I am a part time waitress as well as a full time wife and mom. My days are full of activities whether it is swimming, play dates, bathes, naps, or lunch the list seems to never end. Even though everyday is extremely busy, there is nothing I love more than being a mother. In Chapter 11-4c Inclination, Wishes, Act of Will, Immanuel Kant explains that when we will something, we issue ourselves a kind of internal command. What that means is we personally make the decision to not break the law or rule we have given ourselves. Being able to create that rule you want and stay true to it is ultimately identified as an act of “supreme moral principle.” A supreme moral principle is the moral motive that distinguishes the good will from the other motives.
Being a mother brings me more joy than anything else this world has to offer, however after reading “The Universalist Immanuel Kant” I find myself wondering if I do things that are more beneficial for me through activities I provide for my son. Even though bath time and naptime are necessary for my son, it’s also a time for me to have a moment to myself to relax and have some down time. I never thought of the activities I schedule for my son to be more favorable for me than him. In Chapter 11 Section 11-4c titled Inclinations, Wishes, Acts of Will, Kant defines Inclinations as “Decisions and actions based on impulse or desire as well as not products of practical reason.” From Kant’s standpoint in Chapter 11, Section 11-5 Moral Duty he states, “Duty does not serve our desires and preference but rather overpower them.”
The answer to my question in my opinion is simple. The line between moral duty and motives as a mother is my intentions. An inclination would be if I chose to put my son down for a nap an hour earlier so I could watch my favorite show in peace. This act is of self-interest for myself only. However if I choose to put him down for a nap an hour earlier because he is sick and weary this act is purely for the contentment of him. These are both examples of motives, one being a moral duty and one being a self-interest motive. Moreover, when it comes to my everyday life with my son, my intentions towards him are moral motives. I receive no gratification or have an advantage when doing what is best for my son. My intentions are morally praiseworthy. According to Kant, in Chapter 11 section 11-5 Moral Duty he states, “My duty can not be based on what I want to do, what I like or don’t like, weather or not I care about the people involved.”

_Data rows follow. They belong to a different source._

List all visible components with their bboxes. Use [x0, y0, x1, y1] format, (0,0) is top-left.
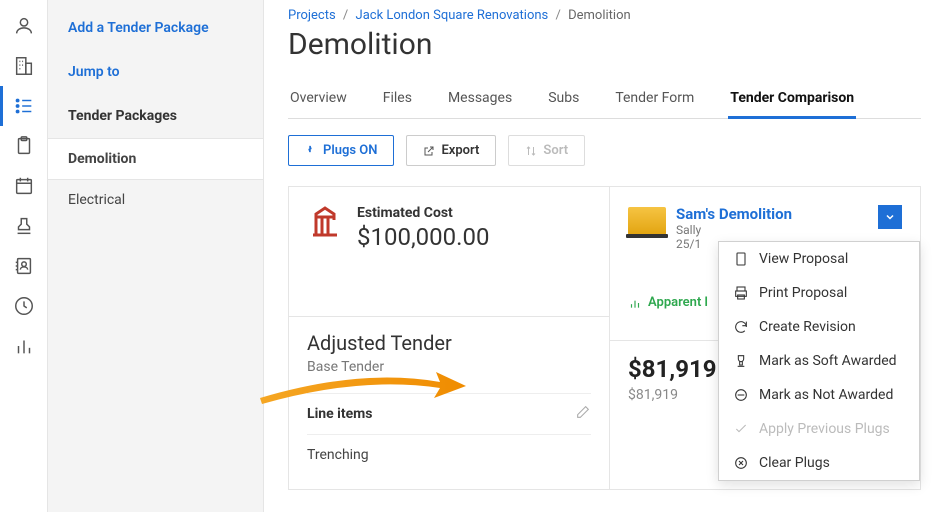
tab-tender-form[interactable]: Tender Form: [613, 80, 696, 119]
menu-create-revision[interactable]: Create Revision: [719, 310, 919, 344]
sidebar-item-demolition[interactable]: Demolition: [48, 138, 263, 180]
add-tender-link[interactable]: Add a Tender Package: [48, 6, 263, 50]
tab-tender-comparison[interactable]: Tender Comparison: [728, 80, 856, 119]
sort-button[interactable]: Sort: [508, 135, 585, 166]
toolbar: Plugs ON Export Sort: [288, 135, 921, 166]
plugs-label: Plugs ON: [323, 143, 377, 158]
tab-overview[interactable]: Overview: [288, 80, 349, 119]
estimate-label: Estimated Cost: [357, 205, 489, 221]
bidder-menu-toggle[interactable]: [878, 205, 902, 229]
menu-mark-not-awarded[interactable]: Mark as Not Awarded: [719, 378, 919, 412]
menu-clear-plugs[interactable]: Clear Plugs: [719, 446, 919, 480]
breadcrumb-part[interactable]: Projects: [288, 8, 336, 23]
main: Projects / Jack London Square Renovation…: [264, 0, 945, 512]
base-tender-label: Base Tender: [307, 359, 591, 375]
bidder-contact: Sally: [676, 223, 792, 237]
breadcrumb-part: Demolition: [568, 8, 631, 23]
rail-building-icon[interactable]: [0, 46, 48, 86]
page-title: Demolition: [288, 27, 921, 62]
export-button[interactable]: Export: [406, 135, 496, 166]
sidebar-item-electrical[interactable]: Electrical: [48, 180, 263, 220]
menu-view-proposal[interactable]: View Proposal: [719, 242, 919, 276]
comparison-grid: Estimated Cost $100,000.00 Adjusted Tend…: [288, 186, 921, 490]
line-item: Trenching: [307, 435, 591, 475]
rail-stamp-icon[interactable]: [0, 206, 48, 246]
sort-label: Sort: [543, 143, 568, 158]
menu-apply-plugs: Apply Previous Plugs: [719, 412, 919, 446]
breadcrumb-part[interactable]: Jack London Square Renovations: [356, 8, 549, 23]
jump-to-link[interactable]: Jump to: [48, 50, 263, 94]
plugs-toggle-button[interactable]: Plugs ON: [288, 135, 394, 166]
icon-rail: [0, 0, 48, 512]
bulldozer-icon: [628, 207, 666, 235]
rail-contacts-icon[interactable]: [0, 246, 48, 286]
rail-clock-icon[interactable]: [0, 286, 48, 326]
crane-icon: [307, 205, 343, 241]
rail-clipboard-icon[interactable]: [0, 126, 48, 166]
tab-files[interactable]: Files: [381, 80, 414, 119]
tabs: Overview Files Messages Subs Tender Form…: [288, 80, 921, 119]
estimate-amount: $100,000.00: [357, 223, 489, 251]
bidder-name[interactable]: Sam's Demolition: [676, 205, 792, 223]
sidebar: Add a Tender Package Jump to Tender Pack…: [48, 0, 264, 512]
edit-line-items-icon[interactable]: [575, 404, 591, 424]
bidder-column: Sam's Demolition Sally 25/1 Apparent l: [610, 187, 920, 489]
rail-user-icon[interactable]: [0, 6, 48, 46]
tab-subs[interactable]: Subs: [546, 80, 581, 119]
bidder-dropdown-menu: View Proposal Print Proposal Create Revi…: [718, 241, 920, 481]
estimate-column: Estimated Cost $100,000.00 Adjusted Tend…: [289, 187, 610, 489]
rail-list-icon[interactable]: [0, 86, 48, 126]
rail-chart-icon[interactable]: [0, 326, 48, 366]
tab-messages[interactable]: Messages: [446, 80, 514, 119]
rail-calendar-icon[interactable]: [0, 166, 48, 206]
menu-print-proposal[interactable]: Print Proposal: [719, 276, 919, 310]
line-items-label: Line items: [307, 406, 373, 422]
export-label: Export: [441, 143, 479, 158]
breadcrumb: Projects / Jack London Square Renovation…: [288, 8, 921, 23]
adjusted-tender-label: Adjusted Tender: [307, 331, 591, 355]
menu-mark-soft-awarded[interactable]: Mark as Soft Awarded: [719, 344, 919, 378]
sidebar-section-label: Tender Packages: [48, 94, 263, 138]
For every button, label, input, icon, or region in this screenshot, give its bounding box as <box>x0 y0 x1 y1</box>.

I’m happy to know that how I have been raising my son is a moral duty and always has been, even before learning about the differences in motives in this section. Not until I started this post and brainstorming on what question I wanted to work on, did I realize that never once have I gloated for how well and exceptional I take care of my son nor find myself doing things differently because it will be beneficial for me. I will continue to care take of my son wholeheartedly not because it is my job, not because it’s what is best for him, but because it is my moral duty and I have a good will to do so.